Before she could reach the finals, Edgecomb and her fellow junior handlers had to maintain a 3.0 grade point average in school and have at least five wins in open competitions.

Edgecomb got involved in dog showmanship when she was encouraged to join a 4-H club in Snohomish County about seven years ago even though she didn’t own a show dog. She used her 4-H leader’s bullmastiff to learn how to handle a dog in the showmanship ring, and she quickly started winning first place in junior novice competitions. She eventually transitioned to a show quality Australian shepherd in order to become more competitive in open class competitions.

And then three years ago a short, stout pug full of personality named Lara entered her life. Lara, whose full name is CH Luna’s Timeliss Lara Croft Of Cantu, and Edgecomb became a team.

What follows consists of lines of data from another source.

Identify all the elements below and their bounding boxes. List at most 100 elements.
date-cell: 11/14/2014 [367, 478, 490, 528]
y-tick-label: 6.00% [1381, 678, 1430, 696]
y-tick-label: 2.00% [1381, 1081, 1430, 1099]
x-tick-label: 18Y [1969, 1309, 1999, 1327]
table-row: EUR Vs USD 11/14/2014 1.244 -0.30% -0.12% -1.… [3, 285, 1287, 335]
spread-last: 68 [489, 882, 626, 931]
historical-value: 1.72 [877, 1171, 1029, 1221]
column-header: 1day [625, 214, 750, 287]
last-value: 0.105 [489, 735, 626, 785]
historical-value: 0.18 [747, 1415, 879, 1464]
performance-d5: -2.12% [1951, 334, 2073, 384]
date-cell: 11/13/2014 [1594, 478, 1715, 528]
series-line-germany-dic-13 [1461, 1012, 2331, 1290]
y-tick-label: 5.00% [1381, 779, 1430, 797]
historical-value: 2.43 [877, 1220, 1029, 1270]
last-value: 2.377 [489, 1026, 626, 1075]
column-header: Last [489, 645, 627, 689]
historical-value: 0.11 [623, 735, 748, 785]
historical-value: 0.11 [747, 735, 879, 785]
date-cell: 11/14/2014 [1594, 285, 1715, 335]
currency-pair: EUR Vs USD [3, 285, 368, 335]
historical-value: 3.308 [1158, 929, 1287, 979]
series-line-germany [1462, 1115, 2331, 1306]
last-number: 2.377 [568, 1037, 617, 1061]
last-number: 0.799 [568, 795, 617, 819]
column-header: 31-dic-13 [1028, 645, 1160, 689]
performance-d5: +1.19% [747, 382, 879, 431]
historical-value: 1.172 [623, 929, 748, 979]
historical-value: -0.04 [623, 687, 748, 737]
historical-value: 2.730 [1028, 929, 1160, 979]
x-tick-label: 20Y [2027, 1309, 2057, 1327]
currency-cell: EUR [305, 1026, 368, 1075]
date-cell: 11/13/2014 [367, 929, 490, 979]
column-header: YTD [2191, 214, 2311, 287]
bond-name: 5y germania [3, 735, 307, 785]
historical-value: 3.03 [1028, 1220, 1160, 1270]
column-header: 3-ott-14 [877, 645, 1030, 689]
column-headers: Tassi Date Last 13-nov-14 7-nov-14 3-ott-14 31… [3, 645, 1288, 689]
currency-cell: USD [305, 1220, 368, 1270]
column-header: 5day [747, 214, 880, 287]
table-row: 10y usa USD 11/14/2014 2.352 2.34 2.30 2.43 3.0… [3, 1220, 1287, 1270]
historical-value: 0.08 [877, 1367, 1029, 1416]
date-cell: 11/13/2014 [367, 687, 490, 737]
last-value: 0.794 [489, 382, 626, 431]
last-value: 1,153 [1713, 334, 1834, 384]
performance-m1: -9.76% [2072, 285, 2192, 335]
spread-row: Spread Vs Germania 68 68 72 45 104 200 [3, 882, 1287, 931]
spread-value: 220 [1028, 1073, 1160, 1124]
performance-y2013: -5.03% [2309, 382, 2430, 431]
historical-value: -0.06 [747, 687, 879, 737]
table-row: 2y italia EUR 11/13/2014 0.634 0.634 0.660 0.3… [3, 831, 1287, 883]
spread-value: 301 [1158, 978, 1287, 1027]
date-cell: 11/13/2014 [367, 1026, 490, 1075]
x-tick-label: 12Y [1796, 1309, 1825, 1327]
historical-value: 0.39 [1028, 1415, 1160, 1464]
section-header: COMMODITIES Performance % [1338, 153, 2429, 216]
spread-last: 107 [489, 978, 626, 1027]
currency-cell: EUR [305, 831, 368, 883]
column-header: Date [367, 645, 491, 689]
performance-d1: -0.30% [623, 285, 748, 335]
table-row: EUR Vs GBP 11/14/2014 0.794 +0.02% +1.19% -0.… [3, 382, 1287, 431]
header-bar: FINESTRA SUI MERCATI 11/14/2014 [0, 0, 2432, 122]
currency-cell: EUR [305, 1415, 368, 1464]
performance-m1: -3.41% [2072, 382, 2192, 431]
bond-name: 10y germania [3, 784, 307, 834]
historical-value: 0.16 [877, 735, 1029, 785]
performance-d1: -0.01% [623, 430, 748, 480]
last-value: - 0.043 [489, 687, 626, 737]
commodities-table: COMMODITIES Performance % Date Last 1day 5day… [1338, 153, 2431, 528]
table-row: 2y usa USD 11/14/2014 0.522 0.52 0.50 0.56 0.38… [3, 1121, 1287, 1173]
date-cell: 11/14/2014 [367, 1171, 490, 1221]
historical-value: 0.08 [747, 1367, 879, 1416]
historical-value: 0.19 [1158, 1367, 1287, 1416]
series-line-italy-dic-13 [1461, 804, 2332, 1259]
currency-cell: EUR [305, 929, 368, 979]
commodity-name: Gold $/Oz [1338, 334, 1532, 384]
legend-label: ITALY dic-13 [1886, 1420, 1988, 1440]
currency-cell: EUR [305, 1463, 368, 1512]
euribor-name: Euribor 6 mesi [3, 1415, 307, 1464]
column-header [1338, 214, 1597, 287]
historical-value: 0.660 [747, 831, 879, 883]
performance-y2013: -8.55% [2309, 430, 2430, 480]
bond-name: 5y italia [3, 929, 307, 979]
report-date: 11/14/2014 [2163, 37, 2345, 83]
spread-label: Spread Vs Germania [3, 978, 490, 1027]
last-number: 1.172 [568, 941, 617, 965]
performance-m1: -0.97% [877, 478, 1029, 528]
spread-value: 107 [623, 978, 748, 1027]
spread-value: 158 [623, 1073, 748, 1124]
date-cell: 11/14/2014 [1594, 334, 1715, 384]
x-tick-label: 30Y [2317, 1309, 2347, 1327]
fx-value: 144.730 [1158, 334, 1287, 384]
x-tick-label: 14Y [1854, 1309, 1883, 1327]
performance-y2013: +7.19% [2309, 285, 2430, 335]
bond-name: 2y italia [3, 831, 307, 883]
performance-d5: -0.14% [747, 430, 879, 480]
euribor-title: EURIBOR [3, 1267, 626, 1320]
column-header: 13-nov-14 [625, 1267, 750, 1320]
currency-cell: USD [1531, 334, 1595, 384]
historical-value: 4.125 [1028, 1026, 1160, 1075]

"Our first time out we got best junior, and I knew it was a match made in heaven. She loves to show and we have fun together; she is a character!" Edgecomb wrote in an online interview she posted on a website set up to receive donations toward her travel expenses to show at the Crufts Dog Show.

Billed as the largest dog show in the world, the Crufts competition will be held in Birmingham, England March 6-9. Edgecomb’s victory in Orlando qualified her to show at Crufts.

Between now and the Crufts show, though, is America’s favorite and most famous dog show, the Westminster Kennel Club’s 138th annual Westminster Dog Show February 10-11 in New York City. Edgecomb and Lara’s victory at the Eukanuba National Championships also qualified them to participate at this prestigious dog show.

The Westminster show’s evening competition will be televised live on CNBC from 8-11 p.m. on Monday, and on USA from 8-11 p.m. on Tuesday. Should Edgecomb qualify for the junior showmanship finals, she would compete Tuesday evening.

Besides winning the title at the Eukanuba show and qualifying to compete at Westminster and Crufts, Edgecomb also was awarded a $2,000 college scholarship.

While practicing and participating in dog shows takes up most of her spare time, Edgecomb still makes time for two other activities in her life. She is very active as a 4-H member not only in Snohomish County, but also has taken on mentorship and leadership roles by becoming a teen leader and State 4-H Ambassador. At school she’s participated in choir for almost eight years because she loves to sing.

Edgecomb gives a lot of credit for her success to her mom, Dena Edgecomb, a single mother who has supported her daughter’s efforts every step of the way. Edgecomb’s mom has worked hard to save enough money for her daughter to travel to various dog shows around the country, but after winning the Eukanuba competition and suddenly being qualified to travel to New York City and England to compete makes covering the costs of travel a bit harder for her mom.

Thankfully, Edgecomb has friends and family who are helping to support her dream, and it was one of her friends who set up the website so fans and supporters could have an easy way to make a donation to cover travel expenses. Visitors to the website will also find a link to the video of the junior showmanship finals at the Eukanuba National Championship.


Photo by Robert Young © AKC

Katelynn Edgecomb, a Bothell High School sophomore, recently won the best junior handler showmanship championship at the AKC Eukanuba National Championship held in Orlando, Florida in December. She is shown here with her pug, Lara. Next up for the pair is the Westminster Kennel Club show in New York City.